Полубог - Страница 3


К оглавлению

3

После этих слов, проникнутых тоской по умершем отце, отвращением к жизни, покорившейся пред роком, и горькой насмешкой над легкомыслием матери, Костромской почувствовал особым, тонким, необъяснимым чутьем опытного актера, что теперь публика всецело принадлежит ему, потому что между ним и ею образовалась неразрывная связь.

Казалось, никогда и никто не произносил еще с такой удивительной силой отчаяния монолог, который Гамлет говорит по уходе короля и королевы:


Для чего ты не растаешь, ты не распадешься прахом,

О, для чего ты крепко, тело человека!


Носовой голос Костромского сделался гибок и послушен. Он то звенел мощным металлом, то спускался до нежного бархатного полушепота, то переходил в рыдания, едва сдерживаемые усилиями воли.
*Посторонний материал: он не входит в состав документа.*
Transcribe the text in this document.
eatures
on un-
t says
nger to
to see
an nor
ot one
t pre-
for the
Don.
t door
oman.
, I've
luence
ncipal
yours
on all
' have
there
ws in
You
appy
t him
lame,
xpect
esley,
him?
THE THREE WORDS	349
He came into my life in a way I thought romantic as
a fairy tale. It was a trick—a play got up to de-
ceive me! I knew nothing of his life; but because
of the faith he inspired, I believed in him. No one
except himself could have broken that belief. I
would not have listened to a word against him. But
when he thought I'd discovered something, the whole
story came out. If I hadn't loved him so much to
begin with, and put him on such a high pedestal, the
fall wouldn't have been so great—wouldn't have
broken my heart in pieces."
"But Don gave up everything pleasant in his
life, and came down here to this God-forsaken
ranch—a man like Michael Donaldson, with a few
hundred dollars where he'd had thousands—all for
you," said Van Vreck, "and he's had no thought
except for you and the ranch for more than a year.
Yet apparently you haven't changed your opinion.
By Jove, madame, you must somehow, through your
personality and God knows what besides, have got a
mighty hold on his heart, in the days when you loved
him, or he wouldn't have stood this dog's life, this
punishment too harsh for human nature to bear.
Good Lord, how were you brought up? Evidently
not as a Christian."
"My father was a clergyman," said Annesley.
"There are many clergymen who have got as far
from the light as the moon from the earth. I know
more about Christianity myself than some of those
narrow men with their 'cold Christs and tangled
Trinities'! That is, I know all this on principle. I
И театр взревел, когда с простым и изящным жестом Костромской проговорил последние слова:


Но сокрушайся, сердце,

Когда язык мой говорить не смеет!


– Нет-с, публика знает Костромского, и Костромской знает публику,– сказал артист, выходя после первого акта за кулисы.– Эй ты, крокодил, водки! – обратился он тотчас же к подошедшему парикмахеру.

IV

Ну что же, папаша, разве, по вашему мнению, не хорош? спросил маленький актер на выходах у Яковлева, патриарха провинциальных театров, игравшего сегодня короля.

Оба стояли на лестнице, ведущей из уборной на сцену. Яковлев пожевал своими толстыми, отвисшими губами.

– Хорош! Хорош-то хорош, а все-таки… мальчик. Кто видел в «Гамлете» Мочалова, того, братец ты мой, уже ничем не удивишь. А я, братец мой, еще вот таким поросенком, как ты, был, когда удостоился этого счастья. И когда умирать буду, так вспомню этот самый миг, как блаженнейший в моей жизни. Понимаешь ли, когда на сцене он вставал с полу и говорил: «Оленя ранили стрелой»,– так зрители, как один человек, поднимались, не смея дохнуть, со своих мест. А вот ты нарочно посмотри, что он сделает в этой сцене.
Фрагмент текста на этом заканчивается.